A. Kuhn - Two figures at a table
Le vide-grenier du dimanche. Deux oeuvres du peintre polonais Andrzej Kuhn (1929-2014), qui revendique Chagall, Klee et Beardsley parmi ses sources d’inspiration, et dont l’univers pictural semble guidé par l’instinct et le plaisir de peindre.
En 1940, dans le contexte de la guerre et des déplacements de population, son père est emprisonné et Andrzej Kuhn est déporté au Kazakhstan avec sa mère et sa sœur.
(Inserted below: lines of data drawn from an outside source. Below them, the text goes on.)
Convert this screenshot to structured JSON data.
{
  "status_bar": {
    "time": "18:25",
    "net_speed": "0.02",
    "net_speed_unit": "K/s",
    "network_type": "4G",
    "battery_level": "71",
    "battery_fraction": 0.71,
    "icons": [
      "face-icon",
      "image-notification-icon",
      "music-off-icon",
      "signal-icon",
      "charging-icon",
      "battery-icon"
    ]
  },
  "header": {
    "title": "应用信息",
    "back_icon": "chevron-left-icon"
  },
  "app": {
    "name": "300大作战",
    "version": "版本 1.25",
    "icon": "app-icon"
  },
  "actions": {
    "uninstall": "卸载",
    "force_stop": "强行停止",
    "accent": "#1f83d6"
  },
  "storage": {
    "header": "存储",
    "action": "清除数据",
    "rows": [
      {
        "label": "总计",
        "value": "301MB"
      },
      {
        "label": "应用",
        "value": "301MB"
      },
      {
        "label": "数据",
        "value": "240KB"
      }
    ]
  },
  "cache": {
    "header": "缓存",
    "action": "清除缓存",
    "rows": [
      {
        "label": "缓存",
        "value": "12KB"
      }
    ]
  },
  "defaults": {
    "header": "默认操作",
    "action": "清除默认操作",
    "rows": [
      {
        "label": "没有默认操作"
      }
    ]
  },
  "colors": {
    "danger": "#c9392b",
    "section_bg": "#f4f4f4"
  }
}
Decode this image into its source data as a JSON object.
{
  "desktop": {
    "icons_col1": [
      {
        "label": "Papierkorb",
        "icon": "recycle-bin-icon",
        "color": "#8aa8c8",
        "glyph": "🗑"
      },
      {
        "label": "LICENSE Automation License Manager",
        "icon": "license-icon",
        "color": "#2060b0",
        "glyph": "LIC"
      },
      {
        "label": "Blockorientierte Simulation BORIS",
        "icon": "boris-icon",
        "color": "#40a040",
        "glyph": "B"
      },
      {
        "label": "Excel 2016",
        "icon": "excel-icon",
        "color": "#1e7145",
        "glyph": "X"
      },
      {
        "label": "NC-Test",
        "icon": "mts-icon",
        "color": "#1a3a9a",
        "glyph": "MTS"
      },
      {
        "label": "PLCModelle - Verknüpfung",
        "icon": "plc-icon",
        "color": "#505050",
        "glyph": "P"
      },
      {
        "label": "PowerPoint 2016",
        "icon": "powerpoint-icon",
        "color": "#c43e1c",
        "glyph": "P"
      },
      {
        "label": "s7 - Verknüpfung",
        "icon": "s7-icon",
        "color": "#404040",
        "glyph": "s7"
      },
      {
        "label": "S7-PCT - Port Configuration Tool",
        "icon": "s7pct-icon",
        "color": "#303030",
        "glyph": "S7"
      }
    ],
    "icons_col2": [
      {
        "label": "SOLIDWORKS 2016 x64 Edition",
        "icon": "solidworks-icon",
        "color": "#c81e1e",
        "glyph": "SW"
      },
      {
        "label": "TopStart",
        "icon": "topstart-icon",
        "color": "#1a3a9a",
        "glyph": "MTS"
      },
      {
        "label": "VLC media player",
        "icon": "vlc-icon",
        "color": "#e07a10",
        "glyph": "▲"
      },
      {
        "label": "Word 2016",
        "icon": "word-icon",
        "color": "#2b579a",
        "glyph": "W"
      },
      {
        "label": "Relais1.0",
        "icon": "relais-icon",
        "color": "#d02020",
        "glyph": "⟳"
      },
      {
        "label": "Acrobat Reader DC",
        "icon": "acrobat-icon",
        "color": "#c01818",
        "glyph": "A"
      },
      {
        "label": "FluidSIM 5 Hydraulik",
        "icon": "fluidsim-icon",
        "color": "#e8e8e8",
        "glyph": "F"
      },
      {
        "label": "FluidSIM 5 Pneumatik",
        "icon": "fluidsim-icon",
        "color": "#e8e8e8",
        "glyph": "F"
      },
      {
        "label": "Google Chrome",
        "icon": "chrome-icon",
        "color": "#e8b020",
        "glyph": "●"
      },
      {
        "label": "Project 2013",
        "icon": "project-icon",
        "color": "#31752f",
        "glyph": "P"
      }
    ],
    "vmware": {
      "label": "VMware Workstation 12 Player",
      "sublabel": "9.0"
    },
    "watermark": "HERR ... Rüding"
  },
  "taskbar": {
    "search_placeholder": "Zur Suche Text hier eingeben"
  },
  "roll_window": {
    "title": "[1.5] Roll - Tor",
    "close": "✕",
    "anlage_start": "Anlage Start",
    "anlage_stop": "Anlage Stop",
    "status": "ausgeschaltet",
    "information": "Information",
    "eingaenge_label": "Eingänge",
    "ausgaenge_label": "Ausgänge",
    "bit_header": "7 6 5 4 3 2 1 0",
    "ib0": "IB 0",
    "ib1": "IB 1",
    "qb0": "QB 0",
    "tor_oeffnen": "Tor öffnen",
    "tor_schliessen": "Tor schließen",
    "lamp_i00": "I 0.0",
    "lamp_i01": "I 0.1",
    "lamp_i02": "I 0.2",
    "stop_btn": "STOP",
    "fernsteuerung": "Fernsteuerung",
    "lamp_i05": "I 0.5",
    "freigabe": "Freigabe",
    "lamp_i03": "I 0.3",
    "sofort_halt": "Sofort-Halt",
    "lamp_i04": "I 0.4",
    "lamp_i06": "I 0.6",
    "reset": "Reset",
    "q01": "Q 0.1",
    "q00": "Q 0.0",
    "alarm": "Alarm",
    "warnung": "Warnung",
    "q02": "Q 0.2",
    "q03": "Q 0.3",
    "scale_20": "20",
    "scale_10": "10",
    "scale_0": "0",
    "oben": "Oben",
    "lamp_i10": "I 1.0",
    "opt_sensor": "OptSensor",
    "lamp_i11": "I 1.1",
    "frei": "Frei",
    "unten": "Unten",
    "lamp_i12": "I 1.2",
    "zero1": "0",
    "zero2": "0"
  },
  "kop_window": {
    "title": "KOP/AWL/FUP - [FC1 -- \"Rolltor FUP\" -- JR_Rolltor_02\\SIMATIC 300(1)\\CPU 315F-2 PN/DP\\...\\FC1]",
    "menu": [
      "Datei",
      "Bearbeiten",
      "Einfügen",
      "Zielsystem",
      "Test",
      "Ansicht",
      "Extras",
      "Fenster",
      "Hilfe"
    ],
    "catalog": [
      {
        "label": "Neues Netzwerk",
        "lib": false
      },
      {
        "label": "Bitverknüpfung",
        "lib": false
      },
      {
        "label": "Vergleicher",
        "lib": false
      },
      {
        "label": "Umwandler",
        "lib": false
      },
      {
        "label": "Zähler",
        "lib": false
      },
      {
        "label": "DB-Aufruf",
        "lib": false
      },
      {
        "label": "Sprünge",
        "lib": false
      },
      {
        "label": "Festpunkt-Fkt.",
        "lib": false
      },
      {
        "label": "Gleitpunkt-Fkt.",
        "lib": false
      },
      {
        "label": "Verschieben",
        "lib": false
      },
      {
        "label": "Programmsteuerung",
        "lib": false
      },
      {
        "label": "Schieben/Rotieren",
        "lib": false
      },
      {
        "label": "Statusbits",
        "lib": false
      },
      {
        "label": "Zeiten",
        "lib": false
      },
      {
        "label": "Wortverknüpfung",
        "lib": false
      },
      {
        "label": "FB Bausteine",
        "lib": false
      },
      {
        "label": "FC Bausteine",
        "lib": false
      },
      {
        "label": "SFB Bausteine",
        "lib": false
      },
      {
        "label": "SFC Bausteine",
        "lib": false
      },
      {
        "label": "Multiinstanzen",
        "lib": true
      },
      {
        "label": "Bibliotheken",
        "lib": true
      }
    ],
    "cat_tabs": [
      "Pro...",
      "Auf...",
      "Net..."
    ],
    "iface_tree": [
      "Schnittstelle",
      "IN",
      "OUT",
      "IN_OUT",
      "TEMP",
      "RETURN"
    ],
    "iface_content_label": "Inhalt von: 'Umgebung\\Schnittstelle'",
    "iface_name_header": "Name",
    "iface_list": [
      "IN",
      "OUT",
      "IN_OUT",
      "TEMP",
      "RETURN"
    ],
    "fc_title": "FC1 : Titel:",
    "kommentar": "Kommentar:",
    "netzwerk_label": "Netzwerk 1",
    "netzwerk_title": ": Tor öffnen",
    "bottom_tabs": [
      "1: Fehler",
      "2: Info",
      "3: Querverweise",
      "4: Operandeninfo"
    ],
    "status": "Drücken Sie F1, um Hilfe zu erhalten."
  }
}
Sa mère meurt dans un camp de travail, et les enfants sont ensuite placés dans un orphelinat. Kuhn arrive en Angleterre en 1947. Après six années de service dans la marine marchande, il obtient une bourse à la Chelsea School of Art de Londres.

A. K. - Fishermen with moon (1970)
Le monde imaginaire et lyrique qui caractérise son œuvre trouve en partie ses racines dans cette enfance marquée par l’exil, mais aussi dans les images modestes qui l’ont accompagné : illustrations de contes, livres pour enfants, timbres-poste – autant de fragments visuels qui lui ont servi de refuge.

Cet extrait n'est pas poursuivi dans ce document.